Aslan melepas jas almamater itu lalu melemparnya ke jok belakang. "Cuma sebentar tapi sampai satu jam. Gak mikir anak nungguin di rumah. Gak mikir aku yang khawatir sama kamu. Kalau aku bilang gak boleh ya gak boleh."


"Iya maaf Mas aku salah. Aku cuma pengen ngerasain aja demo tuh kayak gimana?" Fara menundukkan pandangannya sepertinya Aslan benar-benar marah padanya.

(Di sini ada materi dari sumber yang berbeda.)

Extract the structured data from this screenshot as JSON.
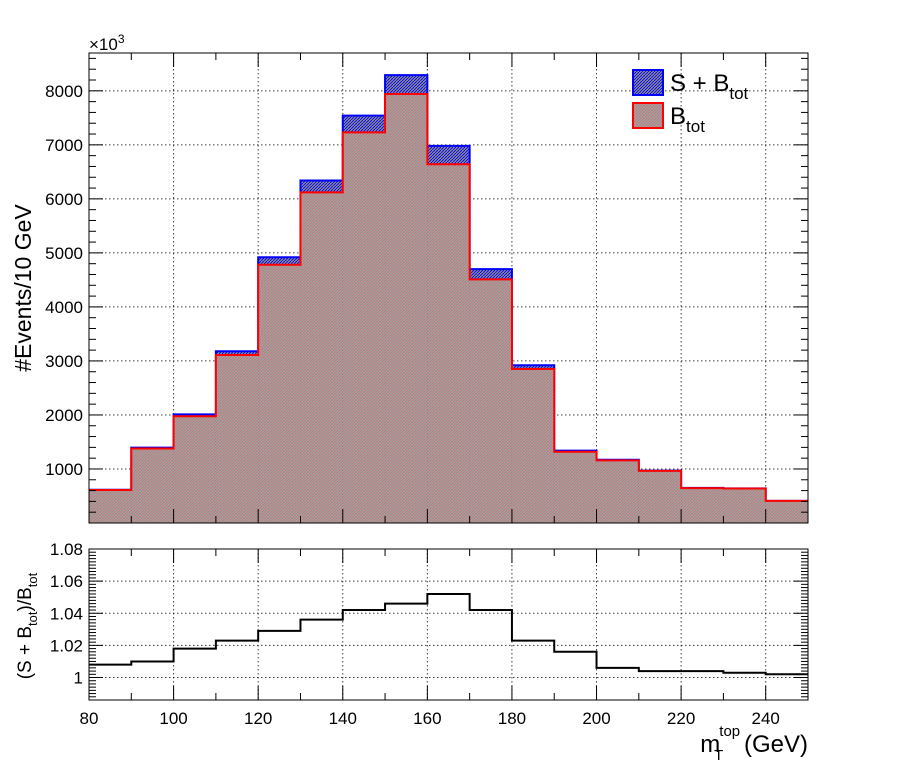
{
  "chart_data": [
    {
      "type": "bar",
      "ylabel": "#Events/10 GeV",
      "y_multiplier_label": "×10",
      "y_multiplier_exponent": "3",
      "ylim": [
        0,
        8700
      ],
      "xlim": [
        80,
        250
      ],
      "yticks": [
        1000,
        2000,
        3000,
        4000,
        5000,
        6000,
        7000,
        8000
      ],
      "xticks": [
        80,
        100,
        120,
        140,
        160,
        180,
        200,
        220,
        240
      ],
      "grid": true,
      "legend_position": "top-right",
      "bin_edges": [
        80,
        90,
        100,
        110,
        120,
        130,
        140,
        150,
        160,
        170,
        180,
        190,
        200,
        210,
        220,
        230,
        240,
        250
      ],
      "legend": [
        {
          "main": "S + B",
          "sub": "tot",
          "color": "#0000ff"
        },
        {
          "main": "B",
          "sub": "tot",
          "color": "#ff0000"
        }
      ],
      "series": [
        {
          "name": "S + B_tot",
          "color": "#0000ff",
          "fill": "#7f7f7f",
          "values": [
            615,
            1395,
            2010,
            3180,
            4920,
            6340,
            7540,
            8290,
            6980,
            4700,
            2920,
            1340,
            1170,
            970,
            650,
            640,
            410
          ]
        },
        {
          "name": "B_tot",
          "color": "#ff0000",
          "fill": "#a3a3a3",
          "values": [
            610,
            1380,
            1975,
            3110,
            4780,
            6120,
            7230,
            7940,
            6640,
            4510,
            2850,
            1320,
            1160,
            965,
            645,
            638,
            409
          ]
        }
      ]
    },
    {
      "type": "line",
      "ylabel_parts": [
        "(S + B",
        "tot",
        ")/B",
        "tot"
      ],
      "xlabel_main": "m",
      "xlabel_sub": "T",
      "xlabel_sup": "top",
      "xlabel_unit": " (GeV)",
      "ylim": [
        0.986,
        1.08
      ],
      "xlim": [
        80,
        250
      ],
      "yticks": [
        1,
        1.02,
        1.04,
        1.06,
        1.08
      ],
      "ytick_labels": [
        "1",
        "1.02",
        "1.04",
        "1.06",
        "1.08"
      ],
      "xticks": [
        80,
        100,
        120,
        140,
        160,
        180,
        200,
        220,
        240
      ],
      "grid": true,
      "bin_edges": [
        80,
        90,
        100,
        110,
        120,
        130,
        140,
        150,
        160,
        170,
        180,
        190,
        200,
        210,
        220,
        230,
        240,
        250
      ],
      "values": [
        1.008,
        1.01,
        1.018,
        1.023,
        1.029,
        1.036,
        1.042,
        1.046,
        1.052,
        1.042,
        1.023,
        1.016,
        1.006,
        1.004,
        1.004,
        1.003,
        1.002
      ]
    }
  ]
}
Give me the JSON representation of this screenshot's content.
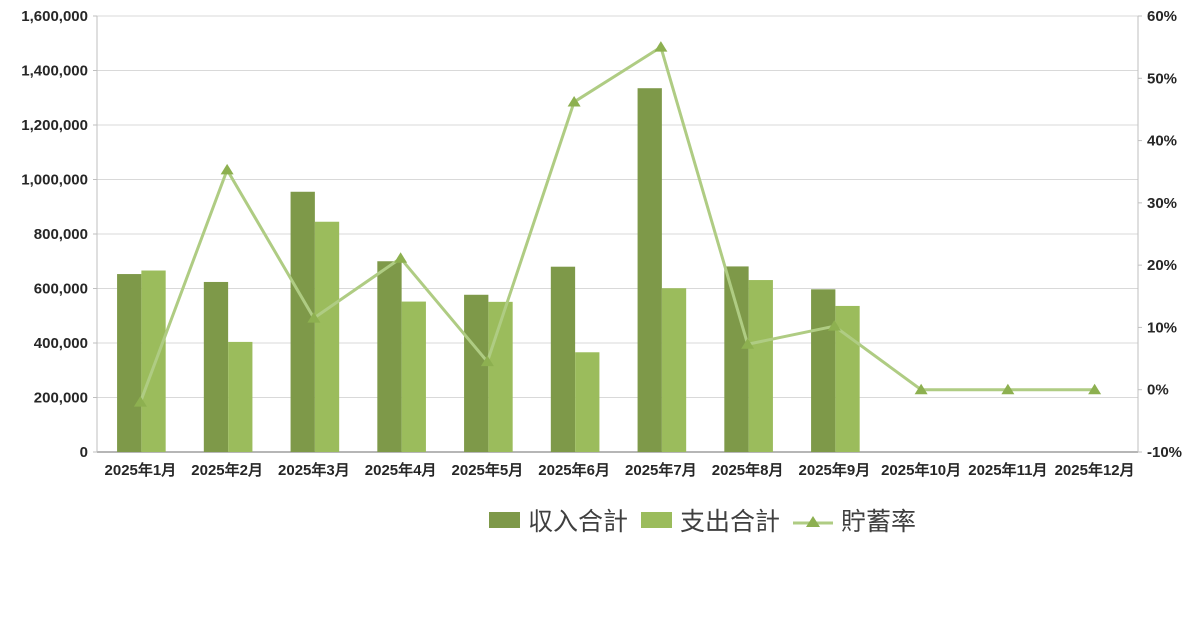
{
  "chart_data": {
    "type": "bar+line",
    "title": "",
    "categories": [
      "2025年1月",
      "2025年2月",
      "2025年3月",
      "2025年4月",
      "2025年5月",
      "2025年6月",
      "2025年7月",
      "2025年8月",
      "2025年9月",
      "2025年10月",
      "2025年11月",
      "2025年12月"
    ],
    "series": [
      {
        "name": "収入合計",
        "type": "bar",
        "axis": "left",
        "color": "#7E9949",
        "values": [
          653000,
          624000,
          955000,
          700000,
          577000,
          680000,
          1335000,
          681000,
          597000,
          0,
          0,
          0
        ]
      },
      {
        "name": "支出合計",
        "type": "bar",
        "axis": "left",
        "color": "#9BBC5C",
        "values": [
          666000,
          404000,
          845000,
          552000,
          551000,
          366000,
          601000,
          631000,
          536000,
          0,
          0,
          0
        ]
      },
      {
        "name": "貯蓄率",
        "type": "line",
        "axis": "right",
        "color": "#AFCC83",
        "marker": "triangle",
        "marker_color": "#8DB050",
        "values": [
          -2.0,
          35.3,
          11.5,
          21.1,
          4.5,
          46.2,
          55.0,
          7.3,
          10.2,
          0.0,
          0.0,
          0.0
        ]
      }
    ],
    "y_axis": {
      "min": 0,
      "max": 1600000,
      "step": 200000,
      "tick_labels": [
        "1,600,000",
        "1,400,000",
        "1,200,000",
        "1,000,000",
        "800,000",
        "600,000",
        "400,000",
        "200,000",
        "0"
      ]
    },
    "y2_axis": {
      "min": -10,
      "max": 60,
      "step": 10,
      "tick_labels": [
        "60%",
        "50%",
        "40%",
        "30%",
        "20%",
        "10%",
        "0%",
        "-10%"
      ]
    },
    "grid": true,
    "legend_position": "bottom"
  },
  "colors": {
    "background": "#ffffff",
    "gridline": "#D9D9D9",
    "plot_border": "#BFBFBF",
    "axis_line": "#9E9E9E",
    "tick_text": "#262626",
    "legend_text": "#3f3f3f"
  }
}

"Lain kali jangan diulangi lagi."


"Iya." jawab Fara dengan pelan.


"Aku ngerti kamu butuh hiburan. Kamu lelah habis kuliah terus merawat Arya di rumah. Begitu terus setiap hari pasti kamu merasa bosan. Tapi gak harus ikut demo juga. Aku gak bisa bayangin kalau mereka tiba-tiba rusuh, terus kamu kenapa-napa. Gak hanya satu dua orang yang ikut tapi ratusan bahkan sampai ribuan, nanti kalau kamu jatuh terus keinjak-injak gimana? Masih ada Arya yang sangat membutuhkan kamu dan aku juga." Aslan tak juga menjalankan mobilnya. Dia justru menceramahi Fara terlebih dahulu.


"Iya Mas, aku salah. Aku gak akan kayak gini lagi."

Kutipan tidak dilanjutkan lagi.